According to figures from the Kansas Geological Survey, the first modern natural gas well in the entire Cherokee Basin was put in place in 1984. But for more than 15 years, natural gas production in the Basin was fairly minimal. And then 2002 hit.

Before 2002, there were only 63 registered natural gas wells, producing more than 530,000 million cubic feet of natural gas. In 2002, that number more than tripled to 214 wells producing 1,728,000 million cubic feet of natural gas.

The latest complete statistics (from 2009) indicate more than 5,200 wells in the entire Cherokee Basin, with 43,471,000 million cubic feet of gas produced.

In Crawford and Bourbon counties, the primary natural gas and oil producer is JayHawk Energy Inc., a company headquartered in Post Falls, Idaho.

The "Uniontown Project" of Bourbon and Crawford counties is the first and foremost of the companies holdings.
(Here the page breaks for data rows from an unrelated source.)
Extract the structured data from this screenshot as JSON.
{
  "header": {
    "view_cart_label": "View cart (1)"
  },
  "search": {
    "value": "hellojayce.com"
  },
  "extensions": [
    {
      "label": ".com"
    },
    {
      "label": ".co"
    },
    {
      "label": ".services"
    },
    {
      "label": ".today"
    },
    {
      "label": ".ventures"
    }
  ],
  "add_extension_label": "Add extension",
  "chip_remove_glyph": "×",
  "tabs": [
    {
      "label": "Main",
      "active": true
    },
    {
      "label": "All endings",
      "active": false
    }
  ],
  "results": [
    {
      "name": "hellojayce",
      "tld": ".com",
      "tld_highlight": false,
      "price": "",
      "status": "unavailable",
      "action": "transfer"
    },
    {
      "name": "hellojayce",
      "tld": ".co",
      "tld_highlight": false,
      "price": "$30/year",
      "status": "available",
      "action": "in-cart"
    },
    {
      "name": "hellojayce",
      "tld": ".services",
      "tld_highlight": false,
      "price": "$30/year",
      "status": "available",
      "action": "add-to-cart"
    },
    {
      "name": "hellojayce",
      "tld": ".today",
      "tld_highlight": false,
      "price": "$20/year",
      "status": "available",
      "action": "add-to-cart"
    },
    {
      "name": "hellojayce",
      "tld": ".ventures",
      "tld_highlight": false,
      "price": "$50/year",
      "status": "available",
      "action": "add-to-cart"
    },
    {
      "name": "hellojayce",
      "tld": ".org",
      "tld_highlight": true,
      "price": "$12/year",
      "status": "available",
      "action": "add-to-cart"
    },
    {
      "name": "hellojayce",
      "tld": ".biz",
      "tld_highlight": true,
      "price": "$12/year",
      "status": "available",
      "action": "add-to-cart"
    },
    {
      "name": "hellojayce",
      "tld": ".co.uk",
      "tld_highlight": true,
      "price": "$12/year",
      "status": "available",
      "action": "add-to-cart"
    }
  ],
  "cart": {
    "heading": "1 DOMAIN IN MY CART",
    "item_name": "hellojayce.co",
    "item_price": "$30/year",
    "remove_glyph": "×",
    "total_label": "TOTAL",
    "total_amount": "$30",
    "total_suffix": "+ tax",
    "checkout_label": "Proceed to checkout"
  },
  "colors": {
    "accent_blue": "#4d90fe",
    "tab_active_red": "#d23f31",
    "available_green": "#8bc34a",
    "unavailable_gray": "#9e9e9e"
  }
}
The company also holds a few light oil wells in North Dakota.

Also in play for JayHawk is an 18-mile gas pipeline the company bought from Galaxy Energy, along with 34 wells, seven of which are tied in to the pipeline. The pipeline is directed to a larger pipeline that allows for sales and growth.

Marshall Diamond-Goldberg, JayHawk president and geological expert, said that the company is well positioned in southeast Kansas, a region he believes is perfect for the company.

"The return for us is pretty good," Diamond-Goldberg said. "The reserves are low enough that we don't have any significant competition from the larger companies, but they're large enough to pursue oil and gas opportunities in the state."

But it's not all good news for energy production in southeast Kansas. In fact, there are some signs it may already be tapering off.

According to an article by Dave Newell of the Kansas Geological Survey in the Oil and Gas Journal in February: "Only 200-300 new producing gas wells may have been drilled in the Cherokee Basin in 2009. With the number of new wells being so low, coal-bed methane production in Kansas is probably at or near its historic peak."